The study has limitations: 1) patient data were collected for HAI cases only, which did not allow to analyse data in a multivariable model, controlling for intrinsic risk factors; the large sample size and studied population partly corrected for this issue though; 2) for the same reasons, the association between hand hygiene intervention and HAI reduction is weak; and although we can assume partial contribution to the positive outcomes, the trends of SSI after gynaecological surgery and abortion are more likely due to the combined effect of hand hygiene improvement and specific prevention strategies in surgery; 3) the multilevel and sequential character of the intervention does not allow to analyse the contribution of single elements of the intervention to the overall outcome. However, first, this is rather the rule than the exception in quality improvement studies aiming at behaviour change of HCWs [45], and, second, only multimodal promotion strategies revealed to improve hand hygiene behaviour, the more elements are included in the strategy, the larger is the impact [27].
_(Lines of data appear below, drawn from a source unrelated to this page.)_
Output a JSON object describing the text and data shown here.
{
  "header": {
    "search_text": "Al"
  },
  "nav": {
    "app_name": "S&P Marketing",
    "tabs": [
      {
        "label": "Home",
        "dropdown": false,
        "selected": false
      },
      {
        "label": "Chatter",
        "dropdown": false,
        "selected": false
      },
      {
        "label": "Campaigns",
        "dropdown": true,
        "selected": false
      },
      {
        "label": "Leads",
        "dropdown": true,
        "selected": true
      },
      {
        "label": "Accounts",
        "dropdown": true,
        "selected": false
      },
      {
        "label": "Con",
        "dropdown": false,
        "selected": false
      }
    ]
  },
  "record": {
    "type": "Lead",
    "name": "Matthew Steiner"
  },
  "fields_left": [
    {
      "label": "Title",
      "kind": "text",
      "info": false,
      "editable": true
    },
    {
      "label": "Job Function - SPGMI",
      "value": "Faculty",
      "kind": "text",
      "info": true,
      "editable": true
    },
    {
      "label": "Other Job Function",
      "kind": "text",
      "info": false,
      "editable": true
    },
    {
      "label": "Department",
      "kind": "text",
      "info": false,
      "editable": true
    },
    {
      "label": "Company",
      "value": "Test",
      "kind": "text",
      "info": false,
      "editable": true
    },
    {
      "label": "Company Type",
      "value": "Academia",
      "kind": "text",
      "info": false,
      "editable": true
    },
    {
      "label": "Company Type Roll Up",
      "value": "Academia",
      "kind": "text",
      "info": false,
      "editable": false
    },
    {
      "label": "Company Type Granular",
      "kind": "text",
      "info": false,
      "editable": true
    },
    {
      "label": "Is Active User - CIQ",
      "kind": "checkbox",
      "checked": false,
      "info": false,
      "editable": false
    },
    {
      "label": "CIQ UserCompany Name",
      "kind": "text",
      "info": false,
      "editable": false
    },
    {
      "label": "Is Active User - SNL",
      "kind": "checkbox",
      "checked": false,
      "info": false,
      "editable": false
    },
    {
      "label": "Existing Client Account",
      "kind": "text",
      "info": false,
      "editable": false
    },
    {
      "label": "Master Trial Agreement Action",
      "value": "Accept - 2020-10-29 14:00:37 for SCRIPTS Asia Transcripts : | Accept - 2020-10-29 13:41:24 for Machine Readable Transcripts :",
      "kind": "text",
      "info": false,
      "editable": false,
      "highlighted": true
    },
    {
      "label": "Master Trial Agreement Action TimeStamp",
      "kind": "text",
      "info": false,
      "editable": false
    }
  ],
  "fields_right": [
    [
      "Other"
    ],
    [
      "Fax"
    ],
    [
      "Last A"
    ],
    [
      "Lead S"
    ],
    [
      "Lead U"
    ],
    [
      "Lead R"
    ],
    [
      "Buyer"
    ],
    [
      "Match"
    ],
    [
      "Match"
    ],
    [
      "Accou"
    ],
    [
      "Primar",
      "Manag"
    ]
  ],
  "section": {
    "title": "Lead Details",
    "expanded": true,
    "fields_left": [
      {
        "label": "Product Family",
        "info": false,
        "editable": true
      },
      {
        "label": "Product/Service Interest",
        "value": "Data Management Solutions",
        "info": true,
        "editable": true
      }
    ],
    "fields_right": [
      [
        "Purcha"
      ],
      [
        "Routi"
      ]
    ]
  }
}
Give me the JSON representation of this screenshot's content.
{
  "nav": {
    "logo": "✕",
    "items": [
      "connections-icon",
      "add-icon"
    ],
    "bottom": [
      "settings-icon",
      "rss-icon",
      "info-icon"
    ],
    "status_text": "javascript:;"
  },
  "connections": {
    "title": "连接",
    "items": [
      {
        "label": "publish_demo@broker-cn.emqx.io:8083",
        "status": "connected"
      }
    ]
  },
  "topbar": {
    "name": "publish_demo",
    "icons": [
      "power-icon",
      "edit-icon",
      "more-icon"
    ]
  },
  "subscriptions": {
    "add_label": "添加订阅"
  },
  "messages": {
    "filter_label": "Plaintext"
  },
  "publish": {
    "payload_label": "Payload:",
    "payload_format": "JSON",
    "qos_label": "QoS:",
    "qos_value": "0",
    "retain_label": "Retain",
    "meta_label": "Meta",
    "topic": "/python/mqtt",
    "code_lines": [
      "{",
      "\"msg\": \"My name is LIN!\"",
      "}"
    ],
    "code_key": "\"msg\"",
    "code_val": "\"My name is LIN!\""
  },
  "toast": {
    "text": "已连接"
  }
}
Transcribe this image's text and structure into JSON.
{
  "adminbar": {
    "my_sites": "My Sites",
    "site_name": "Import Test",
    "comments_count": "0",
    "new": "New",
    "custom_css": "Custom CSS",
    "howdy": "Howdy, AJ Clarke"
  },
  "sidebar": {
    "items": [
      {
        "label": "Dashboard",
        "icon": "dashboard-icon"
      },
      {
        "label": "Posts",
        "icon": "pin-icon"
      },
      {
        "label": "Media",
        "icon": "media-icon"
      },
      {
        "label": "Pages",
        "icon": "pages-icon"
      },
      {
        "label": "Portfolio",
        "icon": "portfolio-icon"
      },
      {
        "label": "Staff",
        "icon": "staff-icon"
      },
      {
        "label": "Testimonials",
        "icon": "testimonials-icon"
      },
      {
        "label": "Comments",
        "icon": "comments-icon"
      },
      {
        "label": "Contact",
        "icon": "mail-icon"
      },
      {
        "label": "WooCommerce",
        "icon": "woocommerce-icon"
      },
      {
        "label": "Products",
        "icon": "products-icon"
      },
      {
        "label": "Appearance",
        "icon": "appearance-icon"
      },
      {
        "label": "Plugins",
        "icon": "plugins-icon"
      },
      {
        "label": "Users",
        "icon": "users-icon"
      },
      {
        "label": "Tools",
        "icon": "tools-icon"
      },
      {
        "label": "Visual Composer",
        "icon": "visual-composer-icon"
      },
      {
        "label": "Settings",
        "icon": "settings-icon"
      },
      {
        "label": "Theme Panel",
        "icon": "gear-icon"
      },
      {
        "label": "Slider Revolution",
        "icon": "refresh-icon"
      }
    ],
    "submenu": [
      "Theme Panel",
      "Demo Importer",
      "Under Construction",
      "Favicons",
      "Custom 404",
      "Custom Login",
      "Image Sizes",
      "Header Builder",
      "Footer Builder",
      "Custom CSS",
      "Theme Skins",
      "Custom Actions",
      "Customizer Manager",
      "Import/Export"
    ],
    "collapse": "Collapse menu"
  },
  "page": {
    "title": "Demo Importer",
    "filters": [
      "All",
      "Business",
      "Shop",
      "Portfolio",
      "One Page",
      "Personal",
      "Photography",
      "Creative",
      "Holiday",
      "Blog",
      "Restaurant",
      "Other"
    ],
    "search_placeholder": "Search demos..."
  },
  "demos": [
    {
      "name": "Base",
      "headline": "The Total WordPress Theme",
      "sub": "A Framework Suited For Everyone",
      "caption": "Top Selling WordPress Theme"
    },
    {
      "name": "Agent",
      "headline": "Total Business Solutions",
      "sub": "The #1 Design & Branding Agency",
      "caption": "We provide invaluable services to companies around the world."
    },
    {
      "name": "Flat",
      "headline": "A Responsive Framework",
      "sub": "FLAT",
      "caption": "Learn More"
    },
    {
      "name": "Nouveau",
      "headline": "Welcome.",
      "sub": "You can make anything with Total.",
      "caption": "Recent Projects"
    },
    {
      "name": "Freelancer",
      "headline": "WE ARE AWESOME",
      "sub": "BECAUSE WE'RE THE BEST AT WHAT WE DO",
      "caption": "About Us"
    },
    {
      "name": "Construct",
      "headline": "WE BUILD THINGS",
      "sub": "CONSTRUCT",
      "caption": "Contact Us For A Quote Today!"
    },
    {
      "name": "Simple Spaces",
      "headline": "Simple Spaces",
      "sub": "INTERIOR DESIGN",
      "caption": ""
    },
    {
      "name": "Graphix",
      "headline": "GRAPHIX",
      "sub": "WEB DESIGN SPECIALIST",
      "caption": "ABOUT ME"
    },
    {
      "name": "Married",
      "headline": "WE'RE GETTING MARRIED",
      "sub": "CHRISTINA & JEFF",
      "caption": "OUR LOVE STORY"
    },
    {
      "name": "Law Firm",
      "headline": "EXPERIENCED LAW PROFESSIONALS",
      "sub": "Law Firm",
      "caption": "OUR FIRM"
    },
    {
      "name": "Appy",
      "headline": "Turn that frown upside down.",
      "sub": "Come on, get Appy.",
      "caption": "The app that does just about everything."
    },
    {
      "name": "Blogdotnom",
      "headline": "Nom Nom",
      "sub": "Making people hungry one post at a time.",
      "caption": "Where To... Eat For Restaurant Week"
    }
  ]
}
In 2014, HVH has been one of the hospitals in the Asian-Pacific region receiving the “Hand Hygiene Excellence Award” (www.hhea.info), recognizing structure changes resulting from efforts to successfully promote and sustain good hand hygiene practice [46, 47]. Results presented here confirm the validity of the award selection process resulting in sustained levels of hand hygiene, and should stimulate healthcare institutions around the world to monitor their level of preparedness to hand hygiene promotion, improve it, and confront their level to the best examples.

Conclusions

A multimodal strategy aiming at behaviour change significantly improved and sustained hand hygiene among physicians and midwifes in a large gynaecology and obstetrics hospital in a lower-middle-income country. Improved hand hygiene contributed to the reduction of healthcare-associated infections other than surgical-site.